Just for an instant, she let herself hug him back in gratitude. “You have been so kind to me, Daniel. Thank you.”

She was about to draw back, and his loosening arm was about to let her, when their eyes met, and she paused. A lock of black hair had fallen across his forehead. It came to her that his dark eyes, serious for once, were extraordinarily beautiful. As was the rest of him, in a careless, masculine kind of way. Her heart gave a funny little flutter.

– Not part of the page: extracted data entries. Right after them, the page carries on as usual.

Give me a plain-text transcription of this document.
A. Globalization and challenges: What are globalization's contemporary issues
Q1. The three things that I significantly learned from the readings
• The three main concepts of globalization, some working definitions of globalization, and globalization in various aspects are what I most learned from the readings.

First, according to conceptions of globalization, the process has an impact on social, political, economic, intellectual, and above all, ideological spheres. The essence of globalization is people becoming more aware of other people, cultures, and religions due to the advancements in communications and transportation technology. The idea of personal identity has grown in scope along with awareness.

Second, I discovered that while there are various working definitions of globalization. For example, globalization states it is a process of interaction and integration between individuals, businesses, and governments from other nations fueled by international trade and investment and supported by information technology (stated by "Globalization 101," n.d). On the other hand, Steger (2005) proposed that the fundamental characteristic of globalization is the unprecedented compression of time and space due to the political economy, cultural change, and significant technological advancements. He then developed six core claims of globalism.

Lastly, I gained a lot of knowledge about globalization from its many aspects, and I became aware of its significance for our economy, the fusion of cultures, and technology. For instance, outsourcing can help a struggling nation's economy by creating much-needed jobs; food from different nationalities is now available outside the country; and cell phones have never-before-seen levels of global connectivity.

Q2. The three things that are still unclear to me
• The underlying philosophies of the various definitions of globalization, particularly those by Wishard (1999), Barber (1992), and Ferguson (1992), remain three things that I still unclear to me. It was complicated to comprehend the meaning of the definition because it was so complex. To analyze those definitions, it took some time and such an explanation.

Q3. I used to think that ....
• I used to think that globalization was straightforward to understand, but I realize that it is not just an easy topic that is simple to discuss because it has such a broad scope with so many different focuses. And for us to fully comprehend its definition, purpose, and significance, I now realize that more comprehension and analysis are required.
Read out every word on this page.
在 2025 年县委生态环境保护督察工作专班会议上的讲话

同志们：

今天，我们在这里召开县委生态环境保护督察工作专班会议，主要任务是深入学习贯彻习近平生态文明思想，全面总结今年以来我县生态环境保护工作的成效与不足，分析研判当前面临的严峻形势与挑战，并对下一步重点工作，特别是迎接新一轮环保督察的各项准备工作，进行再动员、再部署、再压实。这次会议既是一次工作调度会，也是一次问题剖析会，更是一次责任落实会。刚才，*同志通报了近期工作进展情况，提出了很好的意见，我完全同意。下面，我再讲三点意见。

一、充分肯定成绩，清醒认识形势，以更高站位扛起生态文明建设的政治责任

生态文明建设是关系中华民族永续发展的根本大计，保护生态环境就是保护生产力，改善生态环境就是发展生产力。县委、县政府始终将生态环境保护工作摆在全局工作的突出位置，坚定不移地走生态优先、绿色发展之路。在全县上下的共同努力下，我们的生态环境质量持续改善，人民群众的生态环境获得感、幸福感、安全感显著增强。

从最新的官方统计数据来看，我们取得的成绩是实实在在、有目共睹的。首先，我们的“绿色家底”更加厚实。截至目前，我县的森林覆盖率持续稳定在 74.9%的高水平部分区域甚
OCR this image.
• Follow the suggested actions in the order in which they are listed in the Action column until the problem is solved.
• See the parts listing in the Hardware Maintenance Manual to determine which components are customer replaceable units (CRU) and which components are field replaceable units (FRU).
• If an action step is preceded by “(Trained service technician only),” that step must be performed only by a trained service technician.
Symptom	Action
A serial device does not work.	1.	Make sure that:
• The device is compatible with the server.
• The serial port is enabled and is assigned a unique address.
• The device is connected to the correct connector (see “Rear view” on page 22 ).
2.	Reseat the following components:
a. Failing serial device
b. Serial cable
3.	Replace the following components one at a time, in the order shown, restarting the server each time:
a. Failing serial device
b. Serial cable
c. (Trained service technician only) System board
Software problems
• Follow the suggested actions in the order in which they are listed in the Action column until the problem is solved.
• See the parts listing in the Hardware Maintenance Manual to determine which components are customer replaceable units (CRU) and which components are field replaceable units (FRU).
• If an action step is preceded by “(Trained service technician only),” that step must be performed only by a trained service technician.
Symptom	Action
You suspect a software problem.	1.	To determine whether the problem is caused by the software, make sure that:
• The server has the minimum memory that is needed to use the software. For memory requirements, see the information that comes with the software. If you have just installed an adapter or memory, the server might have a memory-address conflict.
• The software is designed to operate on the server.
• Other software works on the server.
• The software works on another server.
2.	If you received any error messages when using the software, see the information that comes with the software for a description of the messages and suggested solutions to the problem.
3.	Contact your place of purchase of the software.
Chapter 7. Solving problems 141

A frown tugged at his brow. “Would you mind if I…? Oh, the devil.” He leaned closer and kissed her, a brief, sensual caress of his lips that parted hers the instant before ending.

Casually, he released her, dragging his arm back to his side. “A kiss of friendship,” he said, “so don’t get in a miff.”

She blinked to dispel the daze. From somewhere, laughter bubbled up. “A miff?”

He grinned. “Well, I wouldn’t blame you. Even I know kissing you is not considered proper, but it seemed appropriate at the time. Or at least irresistible.”

“I think you are the most outrageous person I ever met, and you don’t even know it.”

“But I am harmless. Mostly. Do you think your mother would receive me if I called?”

“She’ll probably be grateful in the circumstances! But would your grandfather not object?”

“I agreed to go and see him, not be locked in his mausoleum for a week.”

Abruptly, Gun struggled into a sitting position, throwing off their feet and squashing their legs while he sniffed the air around the door.

“Don’t you dare,” Daniel warned him.

“Oh, we are coming up to Myerly,” Juliet noticed. “Has he been here before?”

“No. But he’ll have caught a whiff of some unknown animal, like a cow or a sheep. I should probably put him on a leash. If only I had one.”